Еще раз пробежали перед его глазами люди первых его степных дней и исчезли — может быть, на всю жизнь.
Степь задымилась сумерками, но розовый дым заката еще долго полз над землей. Потом, когда стемнело, взошли крупные, яркие звезды, и след бледно-розоватых облаков нехотя растаял в ночи.
Тетя Саша, вдова, с дочерью Олей, двенадцатилетней девочкой, у которых поселили водителей, разостлала под деревьями два рядна, набросала подушек, поставила возле ведро с медовым квасом и, предупредив, что рядом пасека, ушла в свою крохотную, из двух комнатенок, мазанку. Все — и отец, и Еремушкин, и Сергей, и Зотова — легли вповалку, как на пляже. Чудесный запах свежего сена веял над ними. Одно было неприятно — что рядом пасека. Впрочем, тетя Саша, которой Сергей высказал свои опасения, улыбаясь в темноте одними зубами, заверила, что ее пчелы смирные.
Наскоро поели и легли спать. Это была первая ночь, когда все водители собрались вместе, и каждому хотелось рассказать о своих впечатлениях.
— Я тебе очень много должен рассказать, папа, — прижавшись к отцу, сказал Сережа. — Я чего только не делал! Я даже бригадиром был, знаешь! Дали мне семь девчонок…
— Интересно, кто ж тебя, дьяволенка, в пруду выкупал, — забурчала засыпающая Зотова, которая, как всегда, все знала.
Прижавшись лицом к щеке отца, Сергей тихонечко засмеялся.
— Я тебе завтра одному расскажу, ладно, пап?
— Ладно, сынок. А я по тебе, знаешь, соскучился. Кого ни спрошу: «Где мой?» — «Да, говорят, где-то шастает, командует чем-то».
И уже закачало первою дремой и, как бы легонько приподняв, мягко и нежно забаюкало. Но тут он услышал голос тети Саши:
— Кто из вас старшой? Вставайте! Полевод просит.

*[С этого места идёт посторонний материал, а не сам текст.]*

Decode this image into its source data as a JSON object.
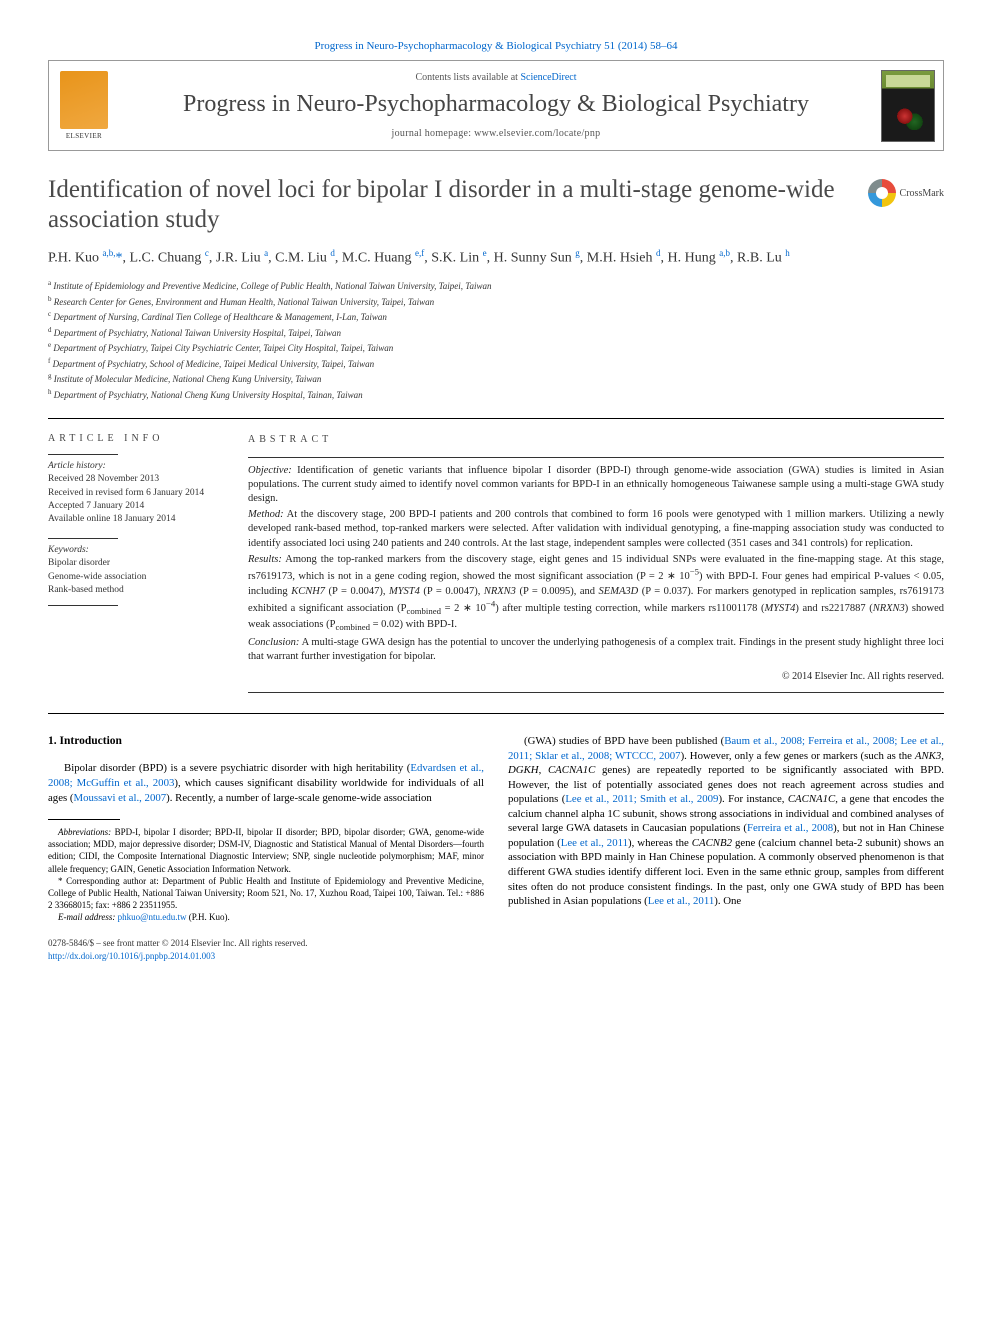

Отец поднялся. Сон отогнало и от Сергея. Низенький, коренастый старик с густой и круглой, как баранья шапка, бородой виновато обратился к отцу:
— Емельянов? Вы уж извиняйте, за ради бога, что потревожил, да, знаете, какое дело: комбайн остановился. Решили было всю ночь сегодня убирать, а чего-то случилось, никак сами не разберутся. Не поможете, а? А то пока до МТС доберемся…
Отец разбудил Вольтановского. Сергей тоже вскочил и оделся.
— Я, папа, с тобой еще нигде не был, все без тебя да без тебя.
— Да ведь устанешь, смотри…
— С тобой, папа, я никогда не устану.
Полевод погладил Сережу по голове.
— А ничего, пускай едет, там у нас ребятишки дежурят — не заскучает.
Тачанка уже ждала. Двинулись в самую гущу ночной темноты, как в пропасть. Ночь посырела, замерла.